In December 2003 SAPS National Commissioner Jackie Selebi issued a Draft National Instruction on sector policing. This monograph examines how sector policing has been interpreted and implemented on the West Rand. Sectors in the three station precincts are studied – Randfontein, Roodepoort and Kagiso.
Sector policing – international and domestic context
Sector policing emerged in the early 1970s as one among a host of experiments to address a crisis in American policing. Police leaders and scholars had gone right back to basics and asked what it is that the police do to reduce crime. The endeavour to answer this question has produced a host of policing innovations in the last 30 years. These innovations can be divided into four categories: 1) hotspot or targeted patrolling, 2) controlling risk factors, 3) problem-oriented policing (POP), and 4) community policing (COP).
Sector policing is an eclectic composite. It includes COP and POP as its core, definitional components, but it usually includes targeted patrolling and risk factor identification as well.
COP is a form of policing that mobilises civilians into crime prevention projects. It has been successful when trained on specific problems.
POP borrows from the philosophy of public health interventions and applies it to policing. It ‘vaccinates` an area against micro-crime patterns by identifying and managing their causes.
The form sector policing takes is shaped in no small part by the host policing culture that receives it. In recent years, South African policing has been characterised by a strong, active national centre, and uneven policing on the ground. The SAPS has come increasingly to rely on high density, high visibility para mili tary policing operations – precisely the sort of policing that a force with a strong centre and weak personnel can execute with accomplishment. Sector policing has been billed as a project to transcend these limitations – to restore grassroots policing.
Sector policing on the West Rand
The West Rand `s interpretation of the Draft National Instruction has been ambitious and far-reaching. Station precincts` centralised capacities have been stripped and distributed into sub-precinct sectors. Either the decentralised organisation polices by solving sector-based problems, or policing simply does not work at all.
To the extent that police organisation and culture have successfully adapted to sector policing, three crucial factors are responsible:
A large proportion of sector personnel are recently-recruited police officers. Sector policing is their first and only experience of policing. There are no old ways to be unlearned.
Veteran middle-ranking police officers` first experience of sector policing has come in the form of a dramatic increase in resources and infrastructure, and a vastly improved managerial support system.
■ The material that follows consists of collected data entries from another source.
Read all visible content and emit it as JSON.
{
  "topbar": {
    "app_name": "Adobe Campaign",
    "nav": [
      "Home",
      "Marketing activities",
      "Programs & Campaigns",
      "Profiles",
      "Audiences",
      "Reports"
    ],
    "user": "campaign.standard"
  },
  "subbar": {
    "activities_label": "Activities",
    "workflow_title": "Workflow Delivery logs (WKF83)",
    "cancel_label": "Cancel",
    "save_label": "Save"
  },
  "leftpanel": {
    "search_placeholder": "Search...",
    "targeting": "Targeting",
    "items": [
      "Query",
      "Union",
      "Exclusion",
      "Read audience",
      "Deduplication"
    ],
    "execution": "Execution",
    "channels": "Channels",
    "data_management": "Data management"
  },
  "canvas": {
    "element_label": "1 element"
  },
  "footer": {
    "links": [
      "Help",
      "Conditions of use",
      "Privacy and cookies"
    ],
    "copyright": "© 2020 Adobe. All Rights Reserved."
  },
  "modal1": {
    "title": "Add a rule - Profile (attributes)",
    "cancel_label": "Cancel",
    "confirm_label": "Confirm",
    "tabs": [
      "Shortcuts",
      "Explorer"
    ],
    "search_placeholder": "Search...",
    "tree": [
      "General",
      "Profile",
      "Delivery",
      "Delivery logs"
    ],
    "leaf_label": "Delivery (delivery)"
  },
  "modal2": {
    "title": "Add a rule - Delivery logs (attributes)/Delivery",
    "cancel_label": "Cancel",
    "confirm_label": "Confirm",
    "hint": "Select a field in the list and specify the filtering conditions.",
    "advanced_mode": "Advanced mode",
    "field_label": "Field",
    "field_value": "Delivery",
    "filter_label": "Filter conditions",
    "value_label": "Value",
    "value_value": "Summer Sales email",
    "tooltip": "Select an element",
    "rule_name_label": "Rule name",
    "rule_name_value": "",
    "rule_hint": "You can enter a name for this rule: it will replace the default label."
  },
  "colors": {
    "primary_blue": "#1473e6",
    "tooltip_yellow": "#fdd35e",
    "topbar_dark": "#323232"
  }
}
Area management has grasped the concept of sector policing with enthusiasm, rather than having it thrust upon them.
The most rudimentary elements of sector policing have undoubted ly been implemented successfully. This is evidenced in:
the accomplishment with which ordinary members have abandoned random patrolling for targeted patrolling and the identification of risk factors;
the degree to which officers attempt to dissolve the blurred outlines of hotspots and transform them into specific crime patterns rooted in specific problems;
the range of environmental, physical and social features ordinary members identify as crime-inducing, and their capacity to enter into partnerships with other state agencies and civilians.
Despite these successes, the study did identify several recurring problems:
Some Sector Crime Forums (SCFs) are working poorly. In some cases, this is because the sector is too socially diverse. In other instances, the SCF is used to express and to deepen civilians` alienation from the SAPS.
In regard to the policing of some institutions – illegal shebeens in particular
– police culture is proving unable to absorb the philosophy of problem-oriented policing. (This problem is not ubiquitous, but it is fairly widespread.)
As the same officers begin to patrol the same places, so the relationship between police and offenders becomes increasingly personalised. In some by no means all) instances, a process of mutual escalation ensues. Police resources are dragged into the management of a spiralling conflict.
There is still work to be done in regard to intimate, sensitive encounters between officers and civilians – the policing of domestic violence complaints in particular. The nuances of police conduct can be crime-inducing or crime-alleviating. Research is required in this regard.